It was the summer of 1990, I was fifteen, and I was in love. We’d been together for about a year. Our friend Kay hatched an ingenious plan, the teenage equivalent of a Ponzi scheme really. Everybody told their parents that they were going to a friend’s cottage (TRUE). Everybody said parents would be there (FALSE). The Arthur Andersen worthy ways in which we pulled off this scam would have made the smartest guys in the room at Enron beam with pride. But I’ll spare you the details. Suffice it to say that ten of us, all underage, piled into a rickety old van and made our way down to a cottage on Lake Lovering, an hour and a half south of Montreal, where we’d be alone for four days—FOUR DAYS!—without any adult supervision.
Of course what followed was a comedy of errors. First we got lost. A trip that should have taken an hour and a half took almost six hours. Then we ran out of gas just as we pulled into the driveway. Turns out, one of those flashing lights was the gas light. We arrived at the cottage a little before midnight. Exhausted. Hungry. Pissed Off. Badly in need of a good night’s sleep. But that would not come, not for awhile, because of the fleas.
Kay’s mom’s best friend had, we later on discovered, stayed at the cottage the previous weekend with her three, big, flea-infested dogs. She and her dogs had, at some point, gone back to Montreal. But most of the fleas stayed. And they were starving. The fleas started biting soon after we walked into the cottage with our bags and gear. Most of us were bleeding and crazed before long. Took us an hour to find some Raid. Another hour or two to kill them all. That first night was terrible. Didn’t get to sleep until three or four in the morning.
The following morning we realized that we hadn’t brought nearly enough food. We realized, as well, that we’d forgotten to pick up some beer (a shocking oversight, all things considered). Had to get gas too. We knew we were going to have to walk into town. But Kay assured us that it wasn’t far. Maybe an hour. Turns out, it was more like two. It was an altogether gendered division of labor: the girls stayed at the cottage to clean up whilst the guys trekked into town to get supplies. Took us about two hours to get there and—since we were now heavy-laden with food, gas, and cases of two-four—about three hours to get back.

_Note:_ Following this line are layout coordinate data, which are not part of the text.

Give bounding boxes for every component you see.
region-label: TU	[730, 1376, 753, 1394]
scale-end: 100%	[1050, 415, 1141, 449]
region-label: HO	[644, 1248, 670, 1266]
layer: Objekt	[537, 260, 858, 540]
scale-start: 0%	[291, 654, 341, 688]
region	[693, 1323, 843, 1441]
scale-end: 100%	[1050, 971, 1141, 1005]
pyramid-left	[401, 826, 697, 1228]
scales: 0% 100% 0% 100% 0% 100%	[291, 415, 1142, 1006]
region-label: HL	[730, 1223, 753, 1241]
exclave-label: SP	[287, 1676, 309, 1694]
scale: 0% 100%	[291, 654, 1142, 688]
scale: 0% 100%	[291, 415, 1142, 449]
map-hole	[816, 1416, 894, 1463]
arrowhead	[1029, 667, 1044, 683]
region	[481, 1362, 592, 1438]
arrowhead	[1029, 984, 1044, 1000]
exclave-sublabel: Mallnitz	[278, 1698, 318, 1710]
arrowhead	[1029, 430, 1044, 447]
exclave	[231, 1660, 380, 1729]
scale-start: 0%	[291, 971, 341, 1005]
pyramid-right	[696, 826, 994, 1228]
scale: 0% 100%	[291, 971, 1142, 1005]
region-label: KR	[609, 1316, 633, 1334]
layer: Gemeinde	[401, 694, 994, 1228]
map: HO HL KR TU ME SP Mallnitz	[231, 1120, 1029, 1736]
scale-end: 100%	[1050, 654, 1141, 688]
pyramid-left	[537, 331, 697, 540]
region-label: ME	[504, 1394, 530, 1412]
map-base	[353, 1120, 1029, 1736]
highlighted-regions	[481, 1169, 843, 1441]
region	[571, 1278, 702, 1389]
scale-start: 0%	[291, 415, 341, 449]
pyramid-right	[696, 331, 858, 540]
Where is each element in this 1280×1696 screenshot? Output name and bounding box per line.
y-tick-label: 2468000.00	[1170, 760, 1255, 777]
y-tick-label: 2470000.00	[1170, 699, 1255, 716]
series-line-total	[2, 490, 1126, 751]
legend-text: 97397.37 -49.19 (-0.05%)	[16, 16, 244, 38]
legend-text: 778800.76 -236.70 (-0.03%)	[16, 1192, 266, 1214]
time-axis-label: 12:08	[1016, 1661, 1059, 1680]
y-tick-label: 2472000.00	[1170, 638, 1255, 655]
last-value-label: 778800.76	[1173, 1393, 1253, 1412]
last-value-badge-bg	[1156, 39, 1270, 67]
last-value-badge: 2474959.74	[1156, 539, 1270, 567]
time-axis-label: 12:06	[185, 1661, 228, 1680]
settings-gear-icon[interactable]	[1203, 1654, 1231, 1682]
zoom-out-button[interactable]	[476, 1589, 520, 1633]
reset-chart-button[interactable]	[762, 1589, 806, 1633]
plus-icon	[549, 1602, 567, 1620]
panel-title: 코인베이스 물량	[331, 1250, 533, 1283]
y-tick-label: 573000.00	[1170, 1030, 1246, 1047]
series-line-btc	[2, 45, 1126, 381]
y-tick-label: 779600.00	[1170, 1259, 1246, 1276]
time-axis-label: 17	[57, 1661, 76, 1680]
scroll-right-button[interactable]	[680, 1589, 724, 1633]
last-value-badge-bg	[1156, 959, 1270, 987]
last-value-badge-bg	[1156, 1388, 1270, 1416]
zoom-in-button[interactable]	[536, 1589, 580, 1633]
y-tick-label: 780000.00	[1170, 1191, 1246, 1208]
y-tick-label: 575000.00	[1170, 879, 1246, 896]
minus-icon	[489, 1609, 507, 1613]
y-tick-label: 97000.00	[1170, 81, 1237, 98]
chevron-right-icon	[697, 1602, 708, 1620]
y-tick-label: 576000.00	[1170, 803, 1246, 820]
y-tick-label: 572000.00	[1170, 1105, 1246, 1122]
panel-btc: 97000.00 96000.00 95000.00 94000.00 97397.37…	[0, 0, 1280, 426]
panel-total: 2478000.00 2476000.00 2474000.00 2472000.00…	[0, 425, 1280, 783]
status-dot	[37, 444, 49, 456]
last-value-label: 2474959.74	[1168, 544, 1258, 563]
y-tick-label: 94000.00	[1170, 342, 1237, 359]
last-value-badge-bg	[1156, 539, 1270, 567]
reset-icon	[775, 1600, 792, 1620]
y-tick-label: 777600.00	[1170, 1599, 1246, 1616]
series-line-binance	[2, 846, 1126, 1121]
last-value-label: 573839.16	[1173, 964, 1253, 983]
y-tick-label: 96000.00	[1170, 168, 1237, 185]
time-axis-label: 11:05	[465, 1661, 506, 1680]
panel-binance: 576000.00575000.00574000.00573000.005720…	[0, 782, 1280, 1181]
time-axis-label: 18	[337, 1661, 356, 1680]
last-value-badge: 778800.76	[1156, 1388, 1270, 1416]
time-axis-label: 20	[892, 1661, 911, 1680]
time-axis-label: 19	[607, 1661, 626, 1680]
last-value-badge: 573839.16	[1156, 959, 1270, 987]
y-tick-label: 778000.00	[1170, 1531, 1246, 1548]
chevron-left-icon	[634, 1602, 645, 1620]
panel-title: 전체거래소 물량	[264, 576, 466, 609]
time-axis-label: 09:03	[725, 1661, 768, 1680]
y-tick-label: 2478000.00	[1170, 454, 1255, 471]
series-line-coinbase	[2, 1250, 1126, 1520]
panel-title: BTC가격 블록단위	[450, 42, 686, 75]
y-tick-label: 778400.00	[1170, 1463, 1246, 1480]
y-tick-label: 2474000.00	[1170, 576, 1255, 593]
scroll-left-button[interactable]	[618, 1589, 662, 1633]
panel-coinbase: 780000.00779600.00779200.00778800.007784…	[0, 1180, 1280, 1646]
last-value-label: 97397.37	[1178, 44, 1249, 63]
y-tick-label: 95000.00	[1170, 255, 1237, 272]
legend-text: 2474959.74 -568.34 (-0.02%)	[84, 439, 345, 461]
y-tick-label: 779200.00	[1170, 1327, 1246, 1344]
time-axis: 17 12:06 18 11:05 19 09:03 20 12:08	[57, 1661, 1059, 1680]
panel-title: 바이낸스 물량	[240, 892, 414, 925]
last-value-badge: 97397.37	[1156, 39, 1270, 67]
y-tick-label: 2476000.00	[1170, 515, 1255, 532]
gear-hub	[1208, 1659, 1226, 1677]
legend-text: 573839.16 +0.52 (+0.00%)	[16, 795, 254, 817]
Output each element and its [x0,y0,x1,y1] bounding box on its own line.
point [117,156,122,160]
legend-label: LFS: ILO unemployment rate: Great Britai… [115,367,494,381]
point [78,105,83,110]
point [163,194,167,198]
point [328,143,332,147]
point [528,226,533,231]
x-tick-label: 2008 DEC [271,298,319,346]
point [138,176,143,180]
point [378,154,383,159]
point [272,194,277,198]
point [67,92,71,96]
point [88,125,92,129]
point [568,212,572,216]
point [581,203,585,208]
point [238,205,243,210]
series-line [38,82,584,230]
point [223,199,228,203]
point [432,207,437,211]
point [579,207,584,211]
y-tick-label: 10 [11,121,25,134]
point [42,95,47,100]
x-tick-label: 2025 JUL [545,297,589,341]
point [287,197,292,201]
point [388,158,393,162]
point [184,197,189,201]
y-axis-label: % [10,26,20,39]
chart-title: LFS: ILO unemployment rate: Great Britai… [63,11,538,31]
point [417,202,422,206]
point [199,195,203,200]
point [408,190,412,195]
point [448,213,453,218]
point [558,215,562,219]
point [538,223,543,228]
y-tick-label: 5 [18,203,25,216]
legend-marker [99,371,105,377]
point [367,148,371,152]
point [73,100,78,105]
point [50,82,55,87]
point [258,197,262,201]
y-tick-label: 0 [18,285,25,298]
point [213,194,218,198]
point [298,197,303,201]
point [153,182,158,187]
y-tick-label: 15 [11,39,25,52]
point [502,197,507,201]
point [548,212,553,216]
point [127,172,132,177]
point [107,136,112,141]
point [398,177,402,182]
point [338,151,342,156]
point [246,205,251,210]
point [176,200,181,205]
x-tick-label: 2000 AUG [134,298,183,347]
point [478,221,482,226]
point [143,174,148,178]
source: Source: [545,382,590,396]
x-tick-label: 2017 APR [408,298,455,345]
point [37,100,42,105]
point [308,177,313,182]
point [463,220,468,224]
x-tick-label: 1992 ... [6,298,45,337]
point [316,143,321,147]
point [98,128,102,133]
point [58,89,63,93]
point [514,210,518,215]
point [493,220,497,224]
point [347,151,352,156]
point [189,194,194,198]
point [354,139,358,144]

The girls had gone wild while we were gone. First they helped themselves to Kay’s mom’s private stash of wine coolers. Then they decided to go skinny dipping in Lake Lovering. We arrived, shirtless and sweaty, upon a scene straight out of Homer. It was paradise: laughing mermaids frolicking in the midday sun. My girlfriend and I did it later on that day. It was her first time. My first time too. And we were so in love. So in love on Lake Lovering.
But then everything went to shit. Our parents found out where we were (somehow). On Sunday, a posse of pissed-off parental lawmakers piled into a Pontiac, got on the highway, and made their way south: to bring justice to the Eastern Townships. We didn’t see them coming. Didn’t hear them coming either. Because we were blasting our music. Because we were wasted. Because we were dancing around outside, frolicking in the sunshine half-naked in a place outside of time, a place that felt like heaven.
The parents arrived, fuming and furious, upon a decadent scene straight out of Bosch’s Garden of Earthly Delights. They quickly transformed it into a dreadful scene straight out of Dante’s Inferno. I remember thinking: this is it: this is the worst moment of my life. But it wasn’t. Not even close. The bad memories faded long ago. All I remember now is the play of the sun on the water, the laughter of the mermaids, and the smell of my girlfriend’s perfume. It was beautiful: Estée Lauder’s Beautiful.